Mary rise "Scusa, è divertente farti arrabbiare"
"Neanche mi conosci e già parli come il mio migliore amico."
"Sei tu che ti mostri così disponibile!"
"Ho un certo fascino, lo so. Ma comunque, eccoti il mio numero" disse concludendo ridandole il cellulare
"Okay, ti faccio uno squillo così ti salvi il mio" Dylan fece quello che la ragazza aveva proposto e il risultato fu che entrambi avessero il numero dell'altro. Continuarono a parlare, ma i loro discorsi furono interrotti da alcune gocce d'acqua rade, che iniziarono al bagnargli il viso. Decisero di doversi salutare e tornare a casa, ma aveva iniziato a piovere più forte, così si rifugiarono sotto un grande albero e, dopo aver visto che stava spiovendo un po', approfittarono della situazione per andarsene; si salutarono e ognuno si avviò per la propria strada. Non appena fu al riparo e a debita distanza da Mary, affinché non potesse sentirlo, Dylan chiamò David.
"Ehi Dylan, che succede?"
"No, niente di importante. Cioè si. Non sai cosa è successo."
"E spiegati, dimmi cos'è successo"
"Non posso spiegartelo ora, devo dirtelo a voce, posso venire da te?"
"Veramente sto studiando con Smith"
"Ma perché questo qui deve chiamarsi Smith? Smith è un cognome figo, non da professore"
"Guarda che lui è fighissimo" disse David per poi iniziare a ridere con l'amico.

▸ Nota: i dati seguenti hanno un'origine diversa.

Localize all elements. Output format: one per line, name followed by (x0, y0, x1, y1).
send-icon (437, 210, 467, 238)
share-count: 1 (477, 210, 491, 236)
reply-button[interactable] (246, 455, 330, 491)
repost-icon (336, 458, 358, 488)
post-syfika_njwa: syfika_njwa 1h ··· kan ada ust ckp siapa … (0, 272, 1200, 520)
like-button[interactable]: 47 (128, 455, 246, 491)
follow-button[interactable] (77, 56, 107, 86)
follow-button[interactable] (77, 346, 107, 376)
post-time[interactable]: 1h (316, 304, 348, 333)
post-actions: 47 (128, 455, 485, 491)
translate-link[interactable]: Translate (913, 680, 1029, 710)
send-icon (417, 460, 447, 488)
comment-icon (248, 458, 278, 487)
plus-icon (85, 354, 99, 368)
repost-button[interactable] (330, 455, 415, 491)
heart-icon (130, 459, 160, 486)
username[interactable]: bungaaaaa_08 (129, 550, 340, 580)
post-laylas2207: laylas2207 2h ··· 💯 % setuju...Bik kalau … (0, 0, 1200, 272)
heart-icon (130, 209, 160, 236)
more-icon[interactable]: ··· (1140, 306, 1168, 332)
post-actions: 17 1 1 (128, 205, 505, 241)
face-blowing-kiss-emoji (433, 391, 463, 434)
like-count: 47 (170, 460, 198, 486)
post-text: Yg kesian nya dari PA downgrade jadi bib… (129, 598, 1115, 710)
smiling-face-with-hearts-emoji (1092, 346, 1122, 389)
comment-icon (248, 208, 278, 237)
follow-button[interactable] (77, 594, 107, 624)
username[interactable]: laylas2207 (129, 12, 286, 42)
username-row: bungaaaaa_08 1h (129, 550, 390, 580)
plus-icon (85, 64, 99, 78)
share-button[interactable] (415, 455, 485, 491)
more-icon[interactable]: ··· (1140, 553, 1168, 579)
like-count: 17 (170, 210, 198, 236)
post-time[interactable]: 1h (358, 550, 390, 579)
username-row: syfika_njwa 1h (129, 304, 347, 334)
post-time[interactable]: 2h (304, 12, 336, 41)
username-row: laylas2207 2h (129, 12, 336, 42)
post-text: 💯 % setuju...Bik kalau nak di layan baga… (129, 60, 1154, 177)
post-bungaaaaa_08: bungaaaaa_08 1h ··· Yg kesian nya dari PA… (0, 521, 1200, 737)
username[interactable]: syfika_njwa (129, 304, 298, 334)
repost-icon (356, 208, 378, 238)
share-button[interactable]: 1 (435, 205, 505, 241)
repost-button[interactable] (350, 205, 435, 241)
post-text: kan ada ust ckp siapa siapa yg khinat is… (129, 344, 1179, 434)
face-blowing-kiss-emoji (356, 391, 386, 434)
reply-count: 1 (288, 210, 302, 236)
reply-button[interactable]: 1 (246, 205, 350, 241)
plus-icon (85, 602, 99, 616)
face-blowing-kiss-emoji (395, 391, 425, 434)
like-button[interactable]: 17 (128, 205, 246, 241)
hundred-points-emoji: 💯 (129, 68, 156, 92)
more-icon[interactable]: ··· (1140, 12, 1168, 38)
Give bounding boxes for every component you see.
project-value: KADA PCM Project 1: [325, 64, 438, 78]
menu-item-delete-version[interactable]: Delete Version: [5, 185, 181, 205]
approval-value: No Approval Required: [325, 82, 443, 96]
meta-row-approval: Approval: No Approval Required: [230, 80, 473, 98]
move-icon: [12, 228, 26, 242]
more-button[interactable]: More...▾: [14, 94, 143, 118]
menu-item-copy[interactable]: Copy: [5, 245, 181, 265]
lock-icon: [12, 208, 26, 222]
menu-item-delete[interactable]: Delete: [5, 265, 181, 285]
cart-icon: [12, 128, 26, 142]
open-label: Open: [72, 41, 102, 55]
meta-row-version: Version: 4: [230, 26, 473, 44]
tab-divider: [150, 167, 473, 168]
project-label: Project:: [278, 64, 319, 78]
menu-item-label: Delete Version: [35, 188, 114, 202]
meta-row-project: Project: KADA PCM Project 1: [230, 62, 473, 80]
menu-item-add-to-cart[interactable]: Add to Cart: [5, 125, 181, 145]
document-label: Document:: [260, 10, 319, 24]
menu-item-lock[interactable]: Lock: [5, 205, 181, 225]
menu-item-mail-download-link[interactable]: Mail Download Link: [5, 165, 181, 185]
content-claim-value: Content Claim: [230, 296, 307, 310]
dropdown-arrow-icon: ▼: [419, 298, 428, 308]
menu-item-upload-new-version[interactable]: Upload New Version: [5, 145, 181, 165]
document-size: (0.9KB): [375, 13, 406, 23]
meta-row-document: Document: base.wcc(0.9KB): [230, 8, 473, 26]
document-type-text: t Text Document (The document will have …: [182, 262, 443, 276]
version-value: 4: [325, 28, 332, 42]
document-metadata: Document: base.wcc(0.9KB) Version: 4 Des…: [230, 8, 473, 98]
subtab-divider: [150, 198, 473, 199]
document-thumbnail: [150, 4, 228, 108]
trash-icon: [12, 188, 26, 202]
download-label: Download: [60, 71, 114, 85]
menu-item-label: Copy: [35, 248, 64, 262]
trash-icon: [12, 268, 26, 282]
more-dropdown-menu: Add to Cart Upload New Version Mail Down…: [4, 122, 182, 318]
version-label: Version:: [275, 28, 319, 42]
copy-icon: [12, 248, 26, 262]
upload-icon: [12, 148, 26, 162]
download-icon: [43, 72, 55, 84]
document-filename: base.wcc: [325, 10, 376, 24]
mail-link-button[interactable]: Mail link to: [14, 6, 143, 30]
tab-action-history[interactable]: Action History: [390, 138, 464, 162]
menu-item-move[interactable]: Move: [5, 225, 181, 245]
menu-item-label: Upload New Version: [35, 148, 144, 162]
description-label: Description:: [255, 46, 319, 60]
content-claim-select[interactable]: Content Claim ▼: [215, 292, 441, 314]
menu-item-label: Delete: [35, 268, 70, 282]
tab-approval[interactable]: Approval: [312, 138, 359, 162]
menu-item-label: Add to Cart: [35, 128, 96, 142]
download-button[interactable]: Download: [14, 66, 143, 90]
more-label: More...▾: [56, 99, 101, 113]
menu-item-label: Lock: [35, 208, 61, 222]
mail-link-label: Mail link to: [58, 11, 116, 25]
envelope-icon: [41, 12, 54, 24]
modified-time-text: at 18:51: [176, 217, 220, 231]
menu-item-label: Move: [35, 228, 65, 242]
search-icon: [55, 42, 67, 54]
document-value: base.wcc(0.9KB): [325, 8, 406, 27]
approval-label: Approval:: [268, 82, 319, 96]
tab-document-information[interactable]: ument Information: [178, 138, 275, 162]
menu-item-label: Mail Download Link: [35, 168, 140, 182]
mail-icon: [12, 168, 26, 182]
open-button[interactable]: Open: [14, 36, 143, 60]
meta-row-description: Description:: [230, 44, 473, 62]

"Bando alle ciance" riprese Dylan
"Possiamo vederci dopo, se così importante"
"E' importantissimo"
"E allora dimmelo ora"
"Ancora?! Non posso! Devo raccontartelo guardandoti in faccia"
"Okay okay, ma dobbiamo organizzarci velocemente, perché Smith mi sta richiamando all'ordine"
"Allora obbedisci"
"Sissignore signore. Finisco alle cinque, ce la fai per quell'ora?"
"Non mancherò"
"A dopo, passo e chiudo" disse David sentendo la risata dell'amico dall'altro capo del telefono, mentre chiudeva la chiamata. Chissà cosa l'avesse sconvolto tanto, cosa gli fosse successo o chi avesse visto. L'aveva lasciato con tutta la curiosità.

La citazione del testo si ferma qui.